À l’occasion de la conférence annuelle Dreamforce 2026 à San Francisco, le PDG de Salesforce, Marc Benioff, a défendu sa vision de l’intelligence artificielle agentique face aux craintes d’un déclin des logiciels traditionnels, tout en dévoilant de nouvelles interfaces dynamiques en partenariat avec Anthropic.
La grande messe technologique de la rentrée s’est ouverte au Moscone Center, transformant l’artère de Howard Street en un espace de démonstration jonché de gazon synthétique et animé par des robots humanoïdes. Tandis que des dizaines de milliers de participants affluent dans les rues de San Francisco, l’événement réunit les figures de proue de la Silicon Valley, de Dario Amodei d’Anthropic à Jensen Huang de Nvidia, tous venus débattre de la trajectoire et des risques de l’intelligence artificielle.
Marc Benioff et le pari des interfaces vivantes face au spectre de la SaaSpocalypse
Alors que la pérennité des modèles logiciels traditionnels est remise en question par l’essor fulgurant de l’intelligence artificielle, le PDG et fondateur de Salesforce a balayé d’un revers de main ces inquiétudes lors de son discours d’ouverture. Qualifiant ces craintes de pure folie absurde, l’éditeur de logiciels de gestion de la relation client a affirmé que l’année 2026 marquerait l’avènement des interfaces vivantes au sein de sa plateforme.
L’introduction d’AIforce s’inscrit dans une architecture à quatre niveaux, débutant par la couche de données Data 360, suivie de la couche applicative, de la couche Agentforce — qui compte déjà 30 000 entreprises à divers stades de déploiement — et enfin de cette nouvelle interface interactive. Selon les explications fournies par la direction de Salesforce, ces interfaces dynamiques permettent de concevoir des applications complexes de manière entièrement automatisée grâce à une compréhension globale de la plateforme.

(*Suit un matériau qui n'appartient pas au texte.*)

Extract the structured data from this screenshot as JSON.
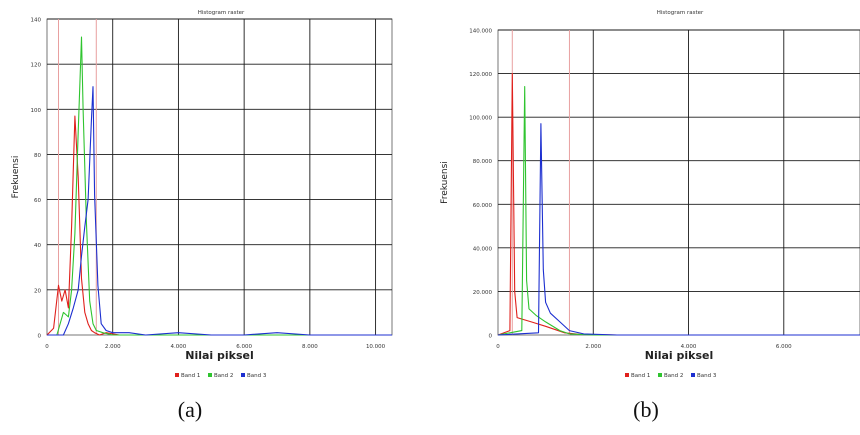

Une alliance stratégique et multimodale avec Anthropic
Au cœur de cette transformation technologique se trouve la relation étroite nouée avec le laboratoire Anthropic, concrétisée par le lancement récent de Claudeforce. Interrogé sur la nécessité de rester agnostique en matière de modèles d’IA, Marc Benioff a rappelé que son entreprise s’était tournée vers Anthropic, Mistral, Sakana et Cohere après avoir été initialement empêchée d’investir dans OpenAI en raison des liens étroits unissant cette dernière à Microsoft.
Nous avons trouvé Anthropic par le fruit du hasard. […] L’investissement que nous avons réalisé, qui s’élevait à plusieurs centaines de millions de dollars, s’est transformé en milliards de dollars. Marc Benioff, PDG de Salesforce
Malgré cet ancrage profond avec le créateur de Claude, la direction insiste sur la volonté de maintenir des partenariats ouverts avec l’ensemble de l’écosystème technologique, y compris avec OpenAI.

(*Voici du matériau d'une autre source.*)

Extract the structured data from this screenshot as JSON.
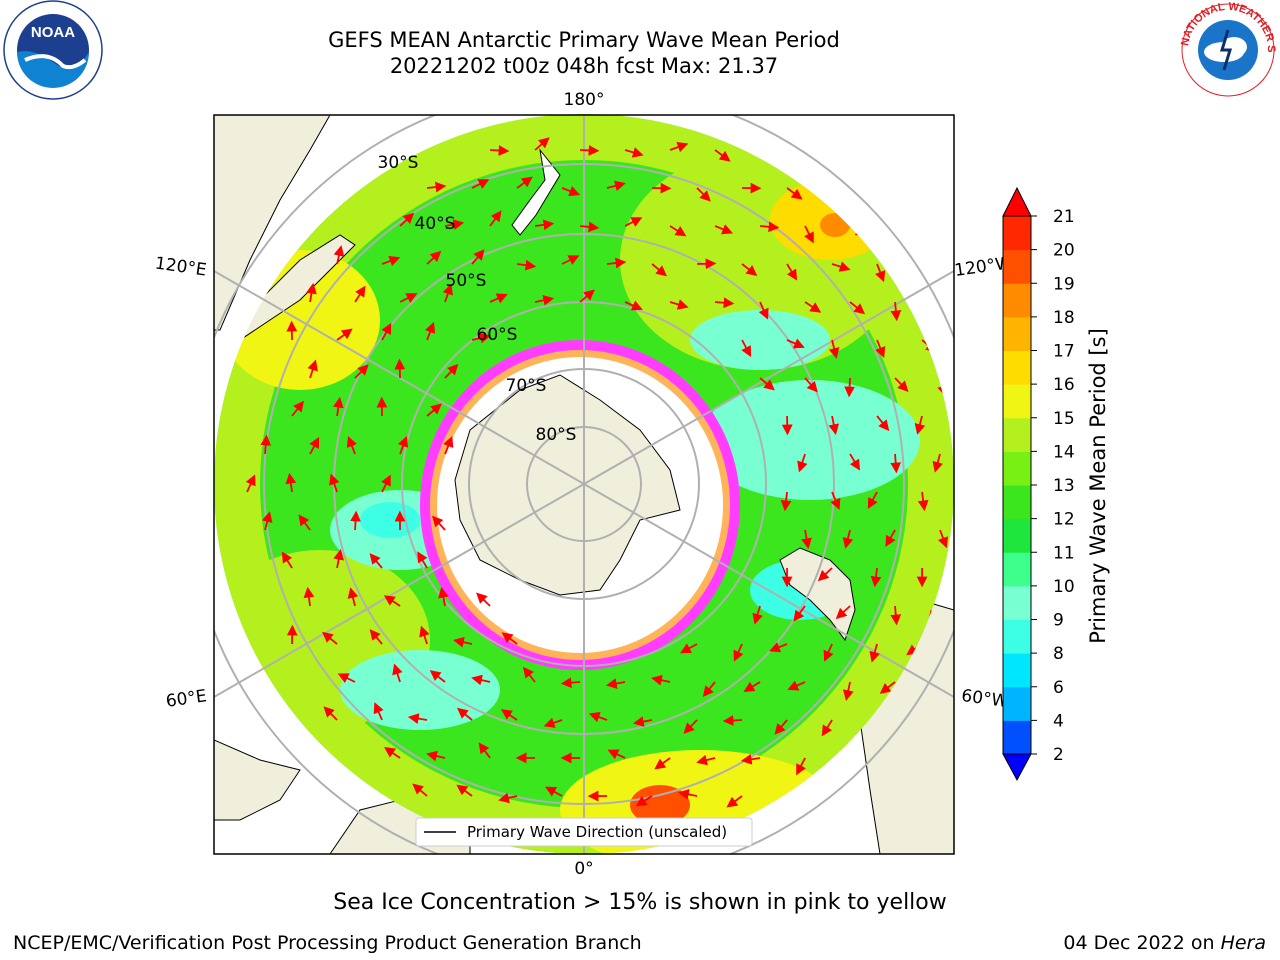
{
  "header": {
    "title_line1": "GEFS MEAN Antarctic Primary Wave Mean Period",
    "title_line2": "20221202 t00z 048h fcst   Max: 21.37"
  },
  "map": {
    "projection": "south polar stereographic",
    "meridian_labels": {
      "top": "180°",
      "bottom": "0°",
      "left_upper": "120°E",
      "left_lower": "60°E",
      "right_upper": "120°W",
      "right_lower": "60°W"
    },
    "parallel_labels": [
      "30°S",
      "40°S",
      "50°S",
      "60°S",
      "70°S",
      "80°S"
    ],
    "legend_label": "Primary Wave Direction (unscaled)"
  },
  "colorbar": {
    "label": "Primary Wave Mean Period [s]",
    "ticks": [
      "2",
      "4",
      "6",
      "8",
      "9",
      "10",
      "11",
      "12",
      "13",
      "14",
      "15",
      "16",
      "17",
      "18",
      "19",
      "20",
      "21"
    ],
    "colors": [
      "#0000ff",
      "#0050ff",
      "#00b4ff",
      "#00e6ff",
      "#3cffe6",
      "#78ffd2",
      "#3cff8c",
      "#1ee63c",
      "#3ce61e",
      "#78f014",
      "#b4f01e",
      "#f0f514",
      "#ffdc00",
      "#ffb400",
      "#ff8c00",
      "#ff5000",
      "#ff2800",
      "#ff0000"
    ]
  },
  "footer": {
    "caption": "Sea Ice Concentration > 15% is shown in pink to yellow",
    "credit": "NCEP/EMC/Verification Post Processing Product Generation Branch",
    "date": "04 Dec 2022 on",
    "host": "Hera"
  },
  "logos": {
    "left": "noaa-logo",
    "right": "nws-logo"
  }
}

Philanthropie locale et tensions d’influence sur scène
En marge des annonces logicielles, la conférence a été marquée par des moments d’une rare intensité symbolique entre dirigeants. Lors d’une intervention commune, un échange physique entre Marc Benioff et le patron de Nvidia, Jensen Huang, a brièvement attiré l’attention de l’assistance. Alors que le dirigeant de Salesforce cherchait à guider son homologue en lui posant les mains sur les épaules, ce dernier s’est dégagé d’un geste prompt pour reprendre le contrôle de la scène.

Cette séquence s’est déroulée alors que l’événement mettait en lumière l’engagement financier de Salesforce envers la région de San Francisco. L’entreprise et son dirigeant continuent de soutenir massivement les services publics locaux, notamment à travers des contributions financières substantielles destinées au district scolaire de la ville, aux hôpitaux et aux forces de police, tout en incitant ses pairs de la tech à multiplier les investissements philanthropiques dans la région de la baie.